The School Choice Option Nobody Talks About
In The Hunt Institute’s April 2025 article, “School Choice in the 2024 Election: Pros, Cons, and What Voters Want,” a key point was bulleted at the beginning of the article: Choice for some should not come at the expense of others.
I just started my 23rd year of teaching, and I’ve been fortunate enough to teach every grade level from Pre-K through college. I had a brief stint in a private non-parochial school, and the rest public school. I’ve been to schools that are urban, rural, large, small, decently funded, and funded by the grace of Title I. I’ve found that my emotional bread is always buttered by serving those who need it the most, which is probably why I’ve spent many of my years in Title I schools from Mason County, to Charlotte, to Huntington.
School choice is something being touted as a saving grace for our “failing” public schools. Parents have more autonomy. Students have more options. Families are empowered. Proponents of school choice argue that the savage defenders of public education are too reactive, aren’t willing to admit the positives to school choice. As a staunch advocate for our public schools, I have some points to mention in the face of that argument.
For a state that chokeholds the so-called middle class into poverty, this becomes tricky. The HOPE Scholarship, homeschooling and open enrollment are innovative and give students a bevy of options they may not have had traditionally. However, a key formulary flaw of the HOPE Scholarship, for instance, is that while income is not restricted, the amount each family can receive is a set amount. The student whose parents are incarcerated and is being raised by grandparents on social security will receive the same amount as the student with two parents bringing in healthy incomes. If this is meant to elevate students academically by leveling the playing field, where is the equity?

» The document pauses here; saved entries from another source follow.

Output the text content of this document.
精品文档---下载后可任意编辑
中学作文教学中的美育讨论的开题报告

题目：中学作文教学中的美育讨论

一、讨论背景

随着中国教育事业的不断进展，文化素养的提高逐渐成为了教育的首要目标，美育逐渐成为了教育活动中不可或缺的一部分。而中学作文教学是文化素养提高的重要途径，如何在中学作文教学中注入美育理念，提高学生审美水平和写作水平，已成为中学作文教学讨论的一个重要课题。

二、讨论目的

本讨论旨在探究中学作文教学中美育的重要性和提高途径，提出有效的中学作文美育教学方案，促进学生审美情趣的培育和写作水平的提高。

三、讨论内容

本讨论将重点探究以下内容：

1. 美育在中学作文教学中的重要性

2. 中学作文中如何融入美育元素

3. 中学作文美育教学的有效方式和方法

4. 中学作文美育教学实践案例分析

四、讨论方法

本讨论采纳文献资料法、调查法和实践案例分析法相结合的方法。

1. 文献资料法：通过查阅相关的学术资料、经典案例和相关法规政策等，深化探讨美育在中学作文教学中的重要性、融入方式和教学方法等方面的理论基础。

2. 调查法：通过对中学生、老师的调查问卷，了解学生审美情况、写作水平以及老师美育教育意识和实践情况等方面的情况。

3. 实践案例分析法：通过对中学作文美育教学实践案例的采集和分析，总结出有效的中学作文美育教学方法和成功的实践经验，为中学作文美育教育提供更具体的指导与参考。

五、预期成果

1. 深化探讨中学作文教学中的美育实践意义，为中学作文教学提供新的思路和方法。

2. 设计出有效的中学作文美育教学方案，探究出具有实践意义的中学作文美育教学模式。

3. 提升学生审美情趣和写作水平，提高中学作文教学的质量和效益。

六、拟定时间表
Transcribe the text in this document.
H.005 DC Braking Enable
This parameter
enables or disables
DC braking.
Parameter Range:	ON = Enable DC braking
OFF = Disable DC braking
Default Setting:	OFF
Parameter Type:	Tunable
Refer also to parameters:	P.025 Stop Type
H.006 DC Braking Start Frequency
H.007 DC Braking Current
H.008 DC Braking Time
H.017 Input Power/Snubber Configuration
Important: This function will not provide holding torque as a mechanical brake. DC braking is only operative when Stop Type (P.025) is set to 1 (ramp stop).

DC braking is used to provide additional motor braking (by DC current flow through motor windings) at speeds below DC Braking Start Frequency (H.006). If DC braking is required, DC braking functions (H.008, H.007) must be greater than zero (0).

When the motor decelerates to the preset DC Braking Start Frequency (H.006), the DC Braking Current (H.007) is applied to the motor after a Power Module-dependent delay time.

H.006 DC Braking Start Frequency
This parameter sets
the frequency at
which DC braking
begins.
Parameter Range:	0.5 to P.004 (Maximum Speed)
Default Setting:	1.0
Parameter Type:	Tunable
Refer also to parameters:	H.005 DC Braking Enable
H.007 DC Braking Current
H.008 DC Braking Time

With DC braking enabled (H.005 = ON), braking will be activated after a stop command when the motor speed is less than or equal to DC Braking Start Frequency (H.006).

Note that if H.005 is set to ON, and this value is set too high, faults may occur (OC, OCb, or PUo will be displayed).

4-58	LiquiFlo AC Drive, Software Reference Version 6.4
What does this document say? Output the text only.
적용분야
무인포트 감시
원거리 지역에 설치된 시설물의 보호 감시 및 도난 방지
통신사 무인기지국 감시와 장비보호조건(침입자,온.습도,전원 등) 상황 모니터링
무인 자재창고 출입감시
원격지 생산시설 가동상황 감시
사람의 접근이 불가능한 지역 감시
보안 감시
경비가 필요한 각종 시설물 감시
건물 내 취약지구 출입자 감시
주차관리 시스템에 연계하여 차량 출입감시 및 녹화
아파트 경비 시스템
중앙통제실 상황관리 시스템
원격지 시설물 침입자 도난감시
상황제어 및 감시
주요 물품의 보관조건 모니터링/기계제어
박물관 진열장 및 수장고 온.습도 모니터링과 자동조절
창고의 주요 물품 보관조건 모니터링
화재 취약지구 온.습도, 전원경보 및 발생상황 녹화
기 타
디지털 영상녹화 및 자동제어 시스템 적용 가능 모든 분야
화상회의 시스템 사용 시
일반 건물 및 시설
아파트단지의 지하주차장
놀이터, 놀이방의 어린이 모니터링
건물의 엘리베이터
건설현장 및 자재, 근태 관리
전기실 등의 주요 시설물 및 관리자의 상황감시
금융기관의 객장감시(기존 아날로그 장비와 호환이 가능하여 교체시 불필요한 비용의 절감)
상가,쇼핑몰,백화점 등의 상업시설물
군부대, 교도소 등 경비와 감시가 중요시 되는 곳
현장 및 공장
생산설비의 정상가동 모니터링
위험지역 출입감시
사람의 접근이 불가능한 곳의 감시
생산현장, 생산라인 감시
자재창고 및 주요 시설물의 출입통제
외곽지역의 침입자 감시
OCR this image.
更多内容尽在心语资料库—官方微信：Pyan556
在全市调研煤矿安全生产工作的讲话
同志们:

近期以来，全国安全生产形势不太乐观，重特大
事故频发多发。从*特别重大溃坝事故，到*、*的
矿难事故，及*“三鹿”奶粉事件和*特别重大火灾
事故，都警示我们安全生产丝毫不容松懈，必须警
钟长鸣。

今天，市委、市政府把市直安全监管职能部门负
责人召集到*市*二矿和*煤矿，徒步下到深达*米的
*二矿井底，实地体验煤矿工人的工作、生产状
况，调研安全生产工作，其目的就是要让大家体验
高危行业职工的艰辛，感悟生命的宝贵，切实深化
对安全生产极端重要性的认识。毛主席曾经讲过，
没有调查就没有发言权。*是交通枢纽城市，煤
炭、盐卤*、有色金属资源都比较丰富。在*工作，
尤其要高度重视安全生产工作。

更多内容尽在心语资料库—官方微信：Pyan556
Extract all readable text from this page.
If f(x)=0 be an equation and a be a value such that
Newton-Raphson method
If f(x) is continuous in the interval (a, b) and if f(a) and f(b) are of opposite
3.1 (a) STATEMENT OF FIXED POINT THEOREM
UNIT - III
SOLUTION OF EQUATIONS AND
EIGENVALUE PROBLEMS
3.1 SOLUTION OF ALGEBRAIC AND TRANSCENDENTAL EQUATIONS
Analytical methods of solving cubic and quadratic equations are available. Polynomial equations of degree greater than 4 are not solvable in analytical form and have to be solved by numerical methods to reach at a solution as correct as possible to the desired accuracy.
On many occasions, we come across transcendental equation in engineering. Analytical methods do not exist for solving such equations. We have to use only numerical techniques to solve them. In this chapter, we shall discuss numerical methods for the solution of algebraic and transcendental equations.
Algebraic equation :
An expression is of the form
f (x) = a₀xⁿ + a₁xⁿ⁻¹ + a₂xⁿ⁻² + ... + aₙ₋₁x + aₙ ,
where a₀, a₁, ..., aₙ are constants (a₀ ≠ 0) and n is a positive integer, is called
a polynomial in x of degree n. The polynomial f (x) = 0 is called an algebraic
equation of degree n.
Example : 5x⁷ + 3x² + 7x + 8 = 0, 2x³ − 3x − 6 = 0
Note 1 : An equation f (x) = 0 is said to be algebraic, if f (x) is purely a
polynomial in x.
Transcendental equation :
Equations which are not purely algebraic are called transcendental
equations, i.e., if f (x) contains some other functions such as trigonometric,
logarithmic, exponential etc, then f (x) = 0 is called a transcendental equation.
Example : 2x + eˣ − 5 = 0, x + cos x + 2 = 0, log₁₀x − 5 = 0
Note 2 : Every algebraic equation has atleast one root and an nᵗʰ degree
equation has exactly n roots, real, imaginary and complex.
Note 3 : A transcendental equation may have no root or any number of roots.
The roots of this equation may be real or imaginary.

Additionally, what about independently finding transportation for those students? What happens then? If you’re anything like I was growing up, you’re “too rich” to be poor, meaning you don’t qualify for much, if any, federal or state assistance; but you’re also “too poor” to be considered rich.
In the wake of touting a school choice meant to level the playing field, it’s the very students we are called to serve the most who are left to stand at the wayside watching even more opportunities go by. However, this time, there’s insult to injury in the fact that many of these students who need us the most almost made their HOPE Scholarship money stretch over the cost of a tuition, or they almost figured out transportation to another school with open enrollment … only to find that they were back at square one, with the school they’ve always known.
Although this time it’s even different with their home school, because funding has been depleted due to the loss of enrollment. Extra funds afforded for programs that service our most at-risk kids have now followed the students exiting the public school system. No more after school tutoring? Less homebound teachers? Not enough credit-recovery classes? The money is no longer there to support these initiatives. In some cases, counties lose staff members and positions altogether. Many costs to operate schools are fixed, even if the student population wildly fluctuates in numbers, so our cuts come at the price of programs, staff and incentives that benefit our students with the greatest need.
There’s another echelon of school choice that people either don’t want to talk about or are missing entirely. It’s in this playing field where our most vulnerable students play the game, many times only due to circumstances beyond their control.
The student who counted on after school tutoring with an activity bus to take him home no longer has that option. Figuring something is better than nothing and in an attempt to avoid truancy, his family opts to “homeschool.” The girl who needed credit recovery classes and benefitted from lunch mentoring/work time cannot do this due to a cut in funding and staffing. There isn’t a person to homeschool her, so she opts to do the WV Virtual Academy, has little guidance on course completion, gives up and decides to work full-time.
Neither student asked for the position they were in, and neither student could control what happened. It is here where we truly lose our students. The avenues they may choose in order to live or survive become more likely to be dangerous. These students could be lost to drugs, the streets, leave the state, or even die. Why aren’t we discussing this?
School choice is one of those things that looks good on paper to a lot of people but make no mistake: school choice is not as readily available, if at all, to our most underserved student populations in West Virginia. In a time where the basic tenets of what truly make America great are being weaponized, destroyed and manipulated, my teacher heart is breaking to see that we are turning on our own public school system in the same fashion. Only this time, the true victims are our children and their futures.
Choice for some should not come at the expense of others.
Brianne Barton-Solomon is the visual art teacher at Spencer Middle School in Roane County, West Virginia.